An investigation by Radio-Canada Acadie has revealed a list of names of crab fishermen who had their boat-building loans forgiven by the provincial government.
In 2016, the public learned that from 2000 to 2008, the New Brunswick government spent approximately $10 million to erase the debts of 15 fishermen. They were given loans in the 1980s and 1990s as part of a provincial lending program organized by the department of Agriculture, Aquaculture, and Fisheries.
At the time of the discovery in June 2016, the loan program, known as "Fishermen's Loan Board" was criticized by the former executive director of the fishermen's union, Jean St. Cyr, as a "program with good intentions, but from a financial point of view, didn't make any sense."
|Albert A Noel||$988,156||$1,272,548|
|Aurèle J. Haché||$693,514||$586,153|
|Martin et Jean-Gilles Chiasson||$1,184,031||$690,485|
|Martin M. Chiasson||$1,189,111||$900,792|
|Robert Florentin Haché||$1,767,541||$1,512,531|
|Robert G Haché||$1,116,842||$1,364,827|
Fishermen speak out
Paul Noël, a longtime crab fisherman from Lamèque, was surprised to read the list of fishermen — his colleagues.
"I knew that some of them had their debts forgiven, crab and shrimp fishermen, but I didn't know there were so many crab fishermen. I don't understand, the majority of fishermen have to pay for their boats," he said
"I had debts like the others, and I paid them off."

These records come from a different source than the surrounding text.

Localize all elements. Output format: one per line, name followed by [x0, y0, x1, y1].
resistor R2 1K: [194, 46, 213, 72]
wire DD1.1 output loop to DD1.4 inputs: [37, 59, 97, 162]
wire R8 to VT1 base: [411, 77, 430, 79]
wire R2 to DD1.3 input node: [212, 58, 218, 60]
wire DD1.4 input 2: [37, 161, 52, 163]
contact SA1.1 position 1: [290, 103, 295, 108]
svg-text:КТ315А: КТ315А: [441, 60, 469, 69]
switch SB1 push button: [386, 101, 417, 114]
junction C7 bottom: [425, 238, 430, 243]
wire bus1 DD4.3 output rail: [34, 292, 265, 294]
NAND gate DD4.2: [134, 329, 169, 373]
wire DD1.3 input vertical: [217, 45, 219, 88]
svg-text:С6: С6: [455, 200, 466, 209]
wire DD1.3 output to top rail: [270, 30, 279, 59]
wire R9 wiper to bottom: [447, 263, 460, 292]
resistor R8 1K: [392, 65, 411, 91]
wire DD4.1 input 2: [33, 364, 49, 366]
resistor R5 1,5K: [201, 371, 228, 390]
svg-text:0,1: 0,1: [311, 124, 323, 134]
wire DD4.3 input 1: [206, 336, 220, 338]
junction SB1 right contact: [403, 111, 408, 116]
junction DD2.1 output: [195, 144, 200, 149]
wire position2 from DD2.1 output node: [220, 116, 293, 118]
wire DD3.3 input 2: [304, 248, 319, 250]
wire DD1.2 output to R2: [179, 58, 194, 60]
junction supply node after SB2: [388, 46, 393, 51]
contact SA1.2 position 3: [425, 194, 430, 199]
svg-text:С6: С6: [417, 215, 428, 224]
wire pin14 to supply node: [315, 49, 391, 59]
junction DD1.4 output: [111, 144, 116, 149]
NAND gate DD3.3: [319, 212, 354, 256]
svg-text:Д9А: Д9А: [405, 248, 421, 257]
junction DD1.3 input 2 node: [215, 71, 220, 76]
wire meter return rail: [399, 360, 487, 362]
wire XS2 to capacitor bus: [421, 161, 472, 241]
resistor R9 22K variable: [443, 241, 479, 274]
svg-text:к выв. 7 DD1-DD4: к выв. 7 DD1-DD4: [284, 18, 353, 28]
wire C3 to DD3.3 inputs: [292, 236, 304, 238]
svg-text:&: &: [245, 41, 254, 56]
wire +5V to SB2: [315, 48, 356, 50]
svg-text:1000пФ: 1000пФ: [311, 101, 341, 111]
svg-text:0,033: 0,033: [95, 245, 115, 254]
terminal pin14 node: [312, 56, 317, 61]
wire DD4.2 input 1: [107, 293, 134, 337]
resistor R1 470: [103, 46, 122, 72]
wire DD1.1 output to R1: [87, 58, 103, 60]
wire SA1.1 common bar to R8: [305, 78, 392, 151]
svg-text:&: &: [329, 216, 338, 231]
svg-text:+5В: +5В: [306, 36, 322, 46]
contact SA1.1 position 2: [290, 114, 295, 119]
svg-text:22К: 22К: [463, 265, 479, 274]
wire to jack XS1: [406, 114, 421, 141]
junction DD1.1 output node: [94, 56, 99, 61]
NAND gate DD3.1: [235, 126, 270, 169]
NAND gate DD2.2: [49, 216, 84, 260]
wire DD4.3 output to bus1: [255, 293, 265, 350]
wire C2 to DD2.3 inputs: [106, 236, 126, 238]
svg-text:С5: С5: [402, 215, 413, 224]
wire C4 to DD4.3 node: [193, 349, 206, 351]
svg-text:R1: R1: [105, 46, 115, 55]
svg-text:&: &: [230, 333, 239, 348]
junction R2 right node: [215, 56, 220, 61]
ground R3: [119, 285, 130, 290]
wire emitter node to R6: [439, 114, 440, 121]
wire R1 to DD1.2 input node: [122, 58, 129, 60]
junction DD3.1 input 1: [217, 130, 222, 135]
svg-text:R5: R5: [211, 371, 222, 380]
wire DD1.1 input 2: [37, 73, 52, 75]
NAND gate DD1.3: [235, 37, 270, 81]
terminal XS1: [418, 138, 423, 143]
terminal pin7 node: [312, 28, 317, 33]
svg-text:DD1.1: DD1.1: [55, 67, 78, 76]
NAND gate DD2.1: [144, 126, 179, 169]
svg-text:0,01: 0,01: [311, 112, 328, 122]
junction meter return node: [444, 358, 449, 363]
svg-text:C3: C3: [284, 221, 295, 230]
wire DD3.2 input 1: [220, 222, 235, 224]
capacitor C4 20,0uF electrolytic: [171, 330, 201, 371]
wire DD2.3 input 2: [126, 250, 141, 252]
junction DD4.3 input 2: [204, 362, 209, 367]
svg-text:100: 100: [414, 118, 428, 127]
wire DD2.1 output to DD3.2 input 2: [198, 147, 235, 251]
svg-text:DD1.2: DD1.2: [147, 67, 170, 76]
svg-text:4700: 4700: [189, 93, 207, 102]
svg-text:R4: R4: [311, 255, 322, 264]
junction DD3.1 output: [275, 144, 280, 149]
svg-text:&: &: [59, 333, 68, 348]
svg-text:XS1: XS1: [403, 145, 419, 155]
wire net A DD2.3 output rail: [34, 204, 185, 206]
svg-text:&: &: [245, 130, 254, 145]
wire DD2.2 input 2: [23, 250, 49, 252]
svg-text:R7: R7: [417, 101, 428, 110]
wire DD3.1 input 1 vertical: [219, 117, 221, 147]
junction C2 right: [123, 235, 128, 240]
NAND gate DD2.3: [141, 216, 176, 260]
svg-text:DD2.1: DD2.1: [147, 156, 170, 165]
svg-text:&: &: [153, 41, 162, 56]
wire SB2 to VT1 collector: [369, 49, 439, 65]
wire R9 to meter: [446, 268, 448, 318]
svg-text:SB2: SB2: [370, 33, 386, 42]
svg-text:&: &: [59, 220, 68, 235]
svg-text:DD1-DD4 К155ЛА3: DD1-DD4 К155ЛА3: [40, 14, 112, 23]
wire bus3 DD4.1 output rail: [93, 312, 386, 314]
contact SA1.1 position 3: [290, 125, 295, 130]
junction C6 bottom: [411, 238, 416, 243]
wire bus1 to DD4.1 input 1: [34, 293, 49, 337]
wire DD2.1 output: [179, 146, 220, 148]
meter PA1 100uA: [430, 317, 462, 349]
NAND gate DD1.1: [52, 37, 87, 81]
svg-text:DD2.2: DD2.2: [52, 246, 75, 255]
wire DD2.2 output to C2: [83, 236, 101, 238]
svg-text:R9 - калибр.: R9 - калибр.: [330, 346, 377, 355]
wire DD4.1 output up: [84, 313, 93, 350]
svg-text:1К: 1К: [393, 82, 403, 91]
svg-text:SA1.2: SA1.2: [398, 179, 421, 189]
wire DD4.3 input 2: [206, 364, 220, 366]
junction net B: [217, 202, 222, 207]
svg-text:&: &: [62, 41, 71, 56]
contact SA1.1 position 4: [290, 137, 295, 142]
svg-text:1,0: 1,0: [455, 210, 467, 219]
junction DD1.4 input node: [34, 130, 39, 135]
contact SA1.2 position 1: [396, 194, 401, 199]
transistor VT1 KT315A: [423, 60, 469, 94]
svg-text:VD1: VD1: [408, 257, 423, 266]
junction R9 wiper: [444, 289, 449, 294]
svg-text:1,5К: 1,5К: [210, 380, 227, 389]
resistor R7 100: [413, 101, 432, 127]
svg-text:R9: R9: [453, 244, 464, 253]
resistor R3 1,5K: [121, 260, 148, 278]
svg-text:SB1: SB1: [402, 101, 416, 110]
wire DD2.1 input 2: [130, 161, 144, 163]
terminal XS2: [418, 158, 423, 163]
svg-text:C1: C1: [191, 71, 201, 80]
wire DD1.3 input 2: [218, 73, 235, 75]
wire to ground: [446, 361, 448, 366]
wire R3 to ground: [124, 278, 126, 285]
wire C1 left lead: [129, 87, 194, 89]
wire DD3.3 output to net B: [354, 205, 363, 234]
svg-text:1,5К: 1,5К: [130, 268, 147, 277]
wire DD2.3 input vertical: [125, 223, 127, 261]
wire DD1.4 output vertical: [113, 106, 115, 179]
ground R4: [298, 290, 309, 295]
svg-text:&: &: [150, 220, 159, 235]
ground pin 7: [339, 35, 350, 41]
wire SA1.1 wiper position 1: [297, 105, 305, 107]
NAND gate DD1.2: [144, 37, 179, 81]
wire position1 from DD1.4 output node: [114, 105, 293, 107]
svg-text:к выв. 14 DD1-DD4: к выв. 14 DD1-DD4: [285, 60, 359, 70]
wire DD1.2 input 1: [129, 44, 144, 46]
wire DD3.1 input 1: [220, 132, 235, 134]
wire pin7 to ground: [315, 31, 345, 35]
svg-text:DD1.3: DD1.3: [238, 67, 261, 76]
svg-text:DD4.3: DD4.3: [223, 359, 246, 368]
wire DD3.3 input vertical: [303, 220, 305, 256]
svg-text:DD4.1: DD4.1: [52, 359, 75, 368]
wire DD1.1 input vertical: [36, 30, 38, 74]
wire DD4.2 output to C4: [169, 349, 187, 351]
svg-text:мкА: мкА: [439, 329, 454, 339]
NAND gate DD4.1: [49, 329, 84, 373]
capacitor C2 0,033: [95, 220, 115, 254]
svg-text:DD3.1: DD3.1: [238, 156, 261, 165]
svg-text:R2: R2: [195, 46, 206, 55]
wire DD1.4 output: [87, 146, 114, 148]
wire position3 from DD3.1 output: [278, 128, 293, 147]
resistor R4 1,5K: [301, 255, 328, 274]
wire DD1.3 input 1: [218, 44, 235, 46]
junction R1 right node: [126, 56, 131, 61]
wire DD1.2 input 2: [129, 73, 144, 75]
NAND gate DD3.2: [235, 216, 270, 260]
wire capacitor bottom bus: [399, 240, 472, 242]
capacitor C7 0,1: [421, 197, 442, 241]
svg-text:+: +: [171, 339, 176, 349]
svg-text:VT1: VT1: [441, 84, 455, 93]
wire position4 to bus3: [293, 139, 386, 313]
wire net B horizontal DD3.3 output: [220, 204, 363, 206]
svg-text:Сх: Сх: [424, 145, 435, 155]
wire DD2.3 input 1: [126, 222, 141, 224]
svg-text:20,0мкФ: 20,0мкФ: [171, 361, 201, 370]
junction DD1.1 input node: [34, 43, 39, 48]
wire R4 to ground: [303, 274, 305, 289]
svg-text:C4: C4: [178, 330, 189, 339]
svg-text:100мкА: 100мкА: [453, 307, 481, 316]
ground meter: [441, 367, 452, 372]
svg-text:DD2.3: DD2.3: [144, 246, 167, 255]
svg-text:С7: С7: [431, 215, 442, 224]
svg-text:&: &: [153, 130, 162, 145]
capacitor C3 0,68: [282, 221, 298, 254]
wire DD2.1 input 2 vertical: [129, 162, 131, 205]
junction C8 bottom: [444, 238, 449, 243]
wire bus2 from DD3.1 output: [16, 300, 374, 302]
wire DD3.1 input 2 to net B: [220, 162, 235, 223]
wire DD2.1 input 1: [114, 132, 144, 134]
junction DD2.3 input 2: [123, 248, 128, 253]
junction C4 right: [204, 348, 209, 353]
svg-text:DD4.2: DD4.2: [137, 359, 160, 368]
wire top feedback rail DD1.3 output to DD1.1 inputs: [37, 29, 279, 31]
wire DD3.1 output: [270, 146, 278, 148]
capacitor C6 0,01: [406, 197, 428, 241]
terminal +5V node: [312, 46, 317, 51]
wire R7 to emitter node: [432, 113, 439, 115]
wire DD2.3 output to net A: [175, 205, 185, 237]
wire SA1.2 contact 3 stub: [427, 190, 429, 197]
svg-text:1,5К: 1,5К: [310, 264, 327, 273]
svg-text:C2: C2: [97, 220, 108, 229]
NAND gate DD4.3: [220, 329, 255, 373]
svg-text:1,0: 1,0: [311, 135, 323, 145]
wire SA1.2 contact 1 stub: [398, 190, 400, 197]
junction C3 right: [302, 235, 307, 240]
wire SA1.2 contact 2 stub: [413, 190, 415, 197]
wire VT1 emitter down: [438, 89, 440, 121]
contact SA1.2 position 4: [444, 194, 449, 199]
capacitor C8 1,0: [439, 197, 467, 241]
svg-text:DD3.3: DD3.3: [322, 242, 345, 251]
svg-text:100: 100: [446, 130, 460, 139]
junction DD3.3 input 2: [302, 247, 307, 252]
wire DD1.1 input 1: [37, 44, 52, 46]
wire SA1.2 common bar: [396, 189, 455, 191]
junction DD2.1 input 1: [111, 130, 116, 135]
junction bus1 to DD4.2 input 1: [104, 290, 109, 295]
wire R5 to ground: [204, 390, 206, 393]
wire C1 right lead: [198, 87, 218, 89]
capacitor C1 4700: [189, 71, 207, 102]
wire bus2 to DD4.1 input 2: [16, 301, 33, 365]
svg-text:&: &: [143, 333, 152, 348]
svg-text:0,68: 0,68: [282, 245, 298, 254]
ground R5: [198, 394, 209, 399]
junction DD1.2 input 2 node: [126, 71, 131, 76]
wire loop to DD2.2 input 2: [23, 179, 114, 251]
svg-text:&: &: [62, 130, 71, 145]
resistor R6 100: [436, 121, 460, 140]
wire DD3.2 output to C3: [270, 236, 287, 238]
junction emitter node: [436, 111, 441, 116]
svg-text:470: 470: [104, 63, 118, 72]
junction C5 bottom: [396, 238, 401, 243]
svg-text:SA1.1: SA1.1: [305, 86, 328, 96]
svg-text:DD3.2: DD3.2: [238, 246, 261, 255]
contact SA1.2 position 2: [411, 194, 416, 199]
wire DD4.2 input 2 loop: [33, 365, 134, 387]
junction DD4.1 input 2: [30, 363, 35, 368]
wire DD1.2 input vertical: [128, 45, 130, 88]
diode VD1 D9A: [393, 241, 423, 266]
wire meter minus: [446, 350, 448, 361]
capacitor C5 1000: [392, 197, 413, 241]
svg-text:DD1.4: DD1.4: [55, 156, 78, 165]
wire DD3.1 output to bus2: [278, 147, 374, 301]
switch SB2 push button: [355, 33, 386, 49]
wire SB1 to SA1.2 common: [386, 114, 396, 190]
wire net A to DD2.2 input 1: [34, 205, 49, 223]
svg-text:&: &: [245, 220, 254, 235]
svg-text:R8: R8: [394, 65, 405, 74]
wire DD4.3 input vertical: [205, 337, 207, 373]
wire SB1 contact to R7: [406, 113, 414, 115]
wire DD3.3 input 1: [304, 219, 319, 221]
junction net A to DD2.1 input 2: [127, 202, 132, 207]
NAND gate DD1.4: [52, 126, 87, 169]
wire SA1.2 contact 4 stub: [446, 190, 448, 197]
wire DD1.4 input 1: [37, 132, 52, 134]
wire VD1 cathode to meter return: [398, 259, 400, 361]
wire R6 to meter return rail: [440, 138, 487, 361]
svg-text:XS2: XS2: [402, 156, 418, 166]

Noël believes that since the price of crab has risen, most fishermen should have the means to make payments on their boat loans.
Other fishermen have pointed out that many on the list of forgiven debts are Progressive Conservative supporters.
"I paid for two boats, and I don't understand why they haven't been able to pay for theirs. Maybe it's politics," said Gildard Haché, a retired Pointe-Sauvage fisherman.
He says the fishermen received a "nice gift."
Some shrimp fishermen ended up amassing debts more expensive than the value of their boats. Former Liberal MLA Bernard Thériault believes that in these cases, the move to forgive the debts by the provincial government was justified.
"The debt started growing even before the boat was in the water. Sometimes, it was the fault of the fishermen, and sometimes it wasn't," he said.
Thériault believes the file should be studied further.